Al final, tal vez no sorprenda que, junto con los activistas de Black Lives Matter, uno de los cucos izquierdistas de Trump y sus seguidores haya sido un movimiento disperso a favor de la democracia. En un poco de hipocresía estratégica, la difamación de antifa por parte de la extrema derecha se corresponde precisamente con las características reales de la política trumpiana: centralizada, violenta, nihilista, espectacular.
Lo desconcertante es la aparente facilidad con la que la idea de «antifascismo» y anarquismo en general se ha deslizado en el uso general como sinónimo de violencia nihilista, incluso en medios liberales. Por ejemplo, la política racial de la participación antifa en las protestas de Black Lives Matter ha sido un tema de debate complejo. Pero gran parte de la condena de la organización anarquista se basa en atribuciones de violencia que simplemente no reflejan la organización o las tácticas cotidianas de la gran mayoría de los anarquistas.
Si bien las razones de estas caracterizaciones erróneas son complicadas, diría que, en principio, la organización anarquista se acerca a algo que con cautela podría llamarse populismo de izquierda: una política democrática en oposición a una élite arraigada.

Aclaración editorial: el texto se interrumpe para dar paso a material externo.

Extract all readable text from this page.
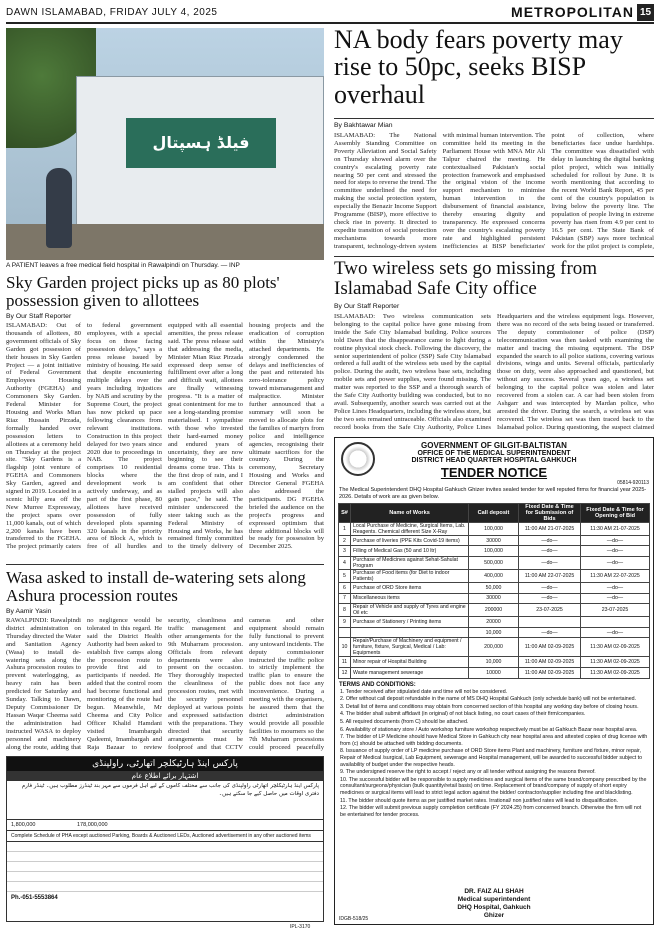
DAWN ISLAMABAD, FRIDAY JULY 4, 2025	METROPOLITAN 15
فیلڈ ہسپتال
A PATIENT leaves a free medical field hospital in Rawalpindi on Thursday. — INP
Sky Garden project picks up as 80 plots' possession given to allottees
By Our Staff Reporter
ISLAMABAD: Out of thousands of allottees, 80 government officials of Sky Garden got possession of their houses in Sky Garden Project — a joint initiative of Federal Government Employees Housing Authority (FGEHA) and Commoners Sky Garden. Federal Minister for Housing and Works Mian Riaz Hussain Pirzada, formally handed over possession letters to allottees at a ceremony held on Thursday at the project site. "Sky Gardens is a flagship joint venture of FGEHA and Commoners Sky Garden, agreed and signed in 2019. Located in a scenic hilly area off the New Murree Expressway, the project spans over 11,000 kanals, out of which 2,200 kanals have been transferred to the FGEHA. The project primarily caters to federal government employees, with a special focus on those facing possession delays," says a press release issued by ministry of housing. He said that despite encountering multiple delays over the years including injustices by NAB and scrutiny by the Supreme Court, the project has now picked up pace following clearances from relevant institutions. Construction in this project delayed for two years since 2020 due to proceedings in NAB. The project comprises 10 residential blocks where the development work is actively underway, and as part of the first phase, 80 allottees have received possession of fully developed plots spanning 320 kanals in the priority area of Block A, which is free of all hurdles and equipped with all essential amenities, the press release said. The press release said that addressing the media, Minister Mian Riaz Pirzada expressed deep sense of fulfillment over after a long and difficult wait, allottees are finally witnessing progress. "It is a matter of great contentment for me to see a long-standing promise materialised. I sympathise with those who invested their hard-earned money and endured years of uncertainty, they are now beginning to see their dreams come true. This is the first drop of rain, and I am confident that other stalled projects will also gain pace," he said. The minister underscored the steer taking such as the Federal Ministry of Housing and Works, he has remained firmly committed to the timely delivery of housing projects and the eradication of corruption within the Ministry's attached departments. He strongly condemned the delays and inefficiencies of the past and reiterated his zero-tolerance policy toward mismanagement and malpractice. Minister further announced that a summary will soon be moved to allocate plots for the families of martyrs from police and intelligence agencies, recognising their ultimate sacrifices for the country. During the ceremony, Secretary Housing and Works and Director General FGEHA also addressed the participants. DG FGEHA briefed the audience on the project's progress and expressed optimism that three additional blocks will be ready for possession by December 2025.
NA body fears poverty may rise to 50pc, seeks BISP overhaul
By Bakhtawar Mian
ISLAMABAD: The National Assembly Standing Committee on Poverty Alleviation and Social Safety on Thursday showed alarm over the country's escalating poverty rate nearing 50 per cent and stressed the need for steps to reverse the trend. The committee underlined the need for making the social protection system, especially the Benazir Income Support Programme (BISP), more effective to check rise in poverty. It directed to expedite transition of social protection mechanisms towards more transparent, technology-driven system with minimal human intervention. The committee held its meeting in the Parliament House with MNA Mir Ali Talpur chaired the meeting. He contextualised Pakistan's social protection framework and emphasised the original vision of the income support mechanism to minimise human intervention in the disbursement of financial assistance, thereby ensuring dignity and transparency. He expressed concerns over the country's escalating poverty rate and highlighted persistent inefficiencies at BISP beneficiaries' point of collection, where beneficiaries face undue hardships. The committee was dissatisfied with delay in launching the digital banking pilot project, which was initially scheduled for rollout by June. It is worth mentioning that according to the recent World Bank Report, 45 per cent of the country's population is living below the poverty line. The population of people living in extreme poverty has risen from 4.9 per cent to 16.5 per cent. The State Bank of Pakistan (SBP) says more technical work for the pilot project is complete,
Two wireless sets go missing from Islamabad Safe City office
By Our Staff Reporter
ISLAMABAD: Two wireless communication sets belonging to the capital police have gone missing from inside the Safe City Islamabad building. Police sources told Dawn that the disappearance came to light during a routine physical stock check. Following the discovery, the senior superintendent of police (SSP) Safe City Islamabad ordered a full audit of the wireless sets used by the capital police. During the audit, two wireless base sets, including mobile sets and power supplies, were found missing. The matter was reported to the SSP and a thorough search of the Safe City Authority building was conducted, but to no avail. Subsequently, another search was carried out at the Police Lines Headquarters, including the wireless store, but the two sets remained untraceable. Officials also examined record books from the Safe City Authority, Police Lines Headquarters and the wireless equipment logs. However, there was no record of the sets being issued or transferred. The deputy commissioner of police (DSP) telecommunication was then tasked with examining the matter and tracing the missing equipment. The DSP expanded the search to all police stations, covering various divisions, wings and units. Several officials, particularly those on duty, were also approached and questioned, but without any success. Several years ago, a wireless set belonging to the capital police was stolen and later recovered from a stolen car. A car had been stolen from Ashgarr and was intercepted by Mardan police, who arrested the driver. During the search, a wireless set was recovered. The wireless set was then traced back to the Islamabad police. During questioning, the suspect claimed
Wasa asked to install de-watering sets along Ashura procession routes
By Aamir Yasin
RAWALPINDI: Rawalpindi district administration on Thursday directed the Water and Sanitation Agency (Wasa) to install de-watering sets along the Ashura procession routes to prevent waterlogging, as heavy rain has been predicted for Saturday and Sunday. Talking to Dawn, Deputy Commissioner Dr Hassan Waqar Cheema said the administration had instructed WASA to deploy personnel and machinery along the route, adding that no negligence would be tolerated in this regard. He said the District Health Authority had been asked to establish five camps along the procession route to provide first aid to participants if needed. He added that the control room had become functional and monitoring of the route had begun. Meanwhile, Mr Cheema and City Police Officer Khalid Hamdani visited Imambargah Qadeemi, Imambargah and Raja Bazaar to review security, cleanliness and traffic management and other arrangements for the 9th Muharram procession. Officials from relevant departments were also present on the occasion. They thoroughly inspected the cleanliness of the procession routes, met with the security personnel deployed at various points and expressed satisfaction with the preparations. They directed that security arrangements must be foolproof and that CCTV cameras and other equipment should remain fully functional to prevent any untoward incidents. The deputy commissioner instructed the traffic police to strictly implement the traffic plan to ensure the public does not face any inconvenience. During a meeting with the organisers, he assured them that the district administration would provide all possible facilities to mourners so the 7th Muharram processions could proceed peacefully
پارکس اینڈ ہارٹیکلچر اتھارٹی، راولپنڈی
اشتہار برائے اطلاع عام
پارکس اینڈ ہارٹیکلچر اتھارٹی راولپنڈی کی جانب سے مختلف کاموں کے لیے اہل فرموں سے مہر بند ٹینڈرز مطلوب ہیں۔ ٹینڈر فارم دفتری اوقات میں حاصل کیے جا سکتے ہیں۔
1,800,000	178,000,000
Complete Schedule of PHA except auctioned Parking, Boards & Auctioned LEDs, Auctioned advertisement in any other auctioned items
Ph.-051-5553864
IPL-3170
GOVERNMENT OF GILGIT-BALTISTAN
OFFICE OF THE MEDICAL SUPERINTENDENT
DISTRICT HEAD QUARTER HOSPITAL GAHKUCH
TENDER NOTICE
05814-920113
The Medical Superintendent DHQ Hospital Gahkuch Ghizer invites sealed tender for well reputed firms for financial year 2025-2026. Details of work are as given below.
S#	Name of Works	Call deposit	Fixed Date & Time for Submission of Bids	Fixed Date & Time for Opening of Bid
1	Local Purchase of Medicine, Surgical Items, Lab. Reagents. Chemical different Size X-Ray	100,000	11:00 AM 21-07-2025	11:30 AM 21-07-2025
2	Purchase of liveries (PPE Kits Covid-19 items)	30000	—do—	—do—
3	Filling of Medical Gas (50 and 10 ltr)	100,000	—do—	—do—
4	Purchase of Medicines against Sehat-Sahulat Program	500,000	—do—	—do—
5	Purchase of Food items (for Diet to indoor Patients)	400,000	11:00 AM 22-07-2025	11:30 AM 22-07-2025
6	Purchase of ORD Store items	50,000	—do—	—do—
7	Miscellaneous items	30000	—do—	—do—
8	Repair of Vehicle and supply of Tyres and engine Oil etc	200000	23-07-2025	23-07-2025
9	Purchase of Stationery / Printing items	20000		
		10,000	—do—	—do—
10	Repair/Purchase of Machinery and equipment / furniture, fixture, Surgical, Medical / Lab: Equipments	200,000	11:00 AM 02-09-2025	11:30 AM 02-09-2025
11	Minor repair of Hospital Building	10,000	11:00 AM 02-09-2025	11:30 AM 02-09-2025
12	Waste management sewerage	10000	11:00 AM 02-09-2025	11:30 AM 02-09-2025
TERMS AND CONDITIONS:
1. Tender received after stipulated date and time will not be considered.
2. Offer without call deposit refundable in the name of MS DHQ Hospital Gahkuch (only schedule bank) will not be entertained.
3. Detail list of items and conditions may obtain from concerned section of this hospital any working day before of closing hours.
4. The bidder shall submit affidavit (in original) of not black listing, no court cases of their firm/companies.
5. All required documents (from C) should be attached.
6. Availability of stationary store / Auto workshop furniture workshop respectively must be at Gahkuch Bazar near hospital area.
7. The bidder of LP Medicine should have Medical Store in Gahkuch city near hospital area and attested copies of drug license with from (c) should be attached with bidding documents.
8. Issuance of supply order of LP medicine purchase of ORD Store items Plant and machinery, furniture and fixture, minor repair, Repair of Medical /surgical, Lab Equipment, sewerage and Hospital management, will be awarded to successful bidder subject to availability of budget under the respective heads.
9. The undersigned reserve the right to accept / reject any or all tender without assigning the reasons thereof.
10. The successful bidder will be responsible to supply medicines and surgical items of the same brand/company prescribed by the consultant/surgeons/physician (bulk quantity/retail basis) on time. Replacement of brand/company of supply of short expiry medicines or surgical items will lead to strict legal action against the bidder/ contractor/supplier including fine and blacklisting.
11. The bidder should quote items as per justified market rates. Irrational/ non justified rates will lead to disqualification.
12. The bidder will submit previous supply completion certificate (FY 2024.25) from concerned branch. Otherwise the firm will not be entertained for tender process.
DR. FAIZ ALI SHAH
Medical superintendent
DHQ Hospital, Gahkuch
Ghizer
IDGB-518/25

Como tal, parece ser desconcertante en todas las líneas políticas. Si el populismo trumpista ha sido en efecto etnonacionalismo blanco, como algunos han argumentado, la respuesta liberal parece ser una fe revivida en la benevolencia de las élites de los partidos centristas. Ninguna de estas filosofías gobernantes mira con cariño a la democracia descentralizada. Algunas protestas antifascistas han provocado violencia, destrucción y vandalismo; aún así, los principios que subyacen a la organización antifascista son democráticos en el sentido más verdadero. Los estadounidenses colectivamente le deben al movimiento y al concepto una consideración más profunda. Si este momento de la historia no enseña nada más, muestra lo mucho que Estados Unidos necesita tanto un movimiento nacional antifascista como una democracia más directamente representativa y responsable.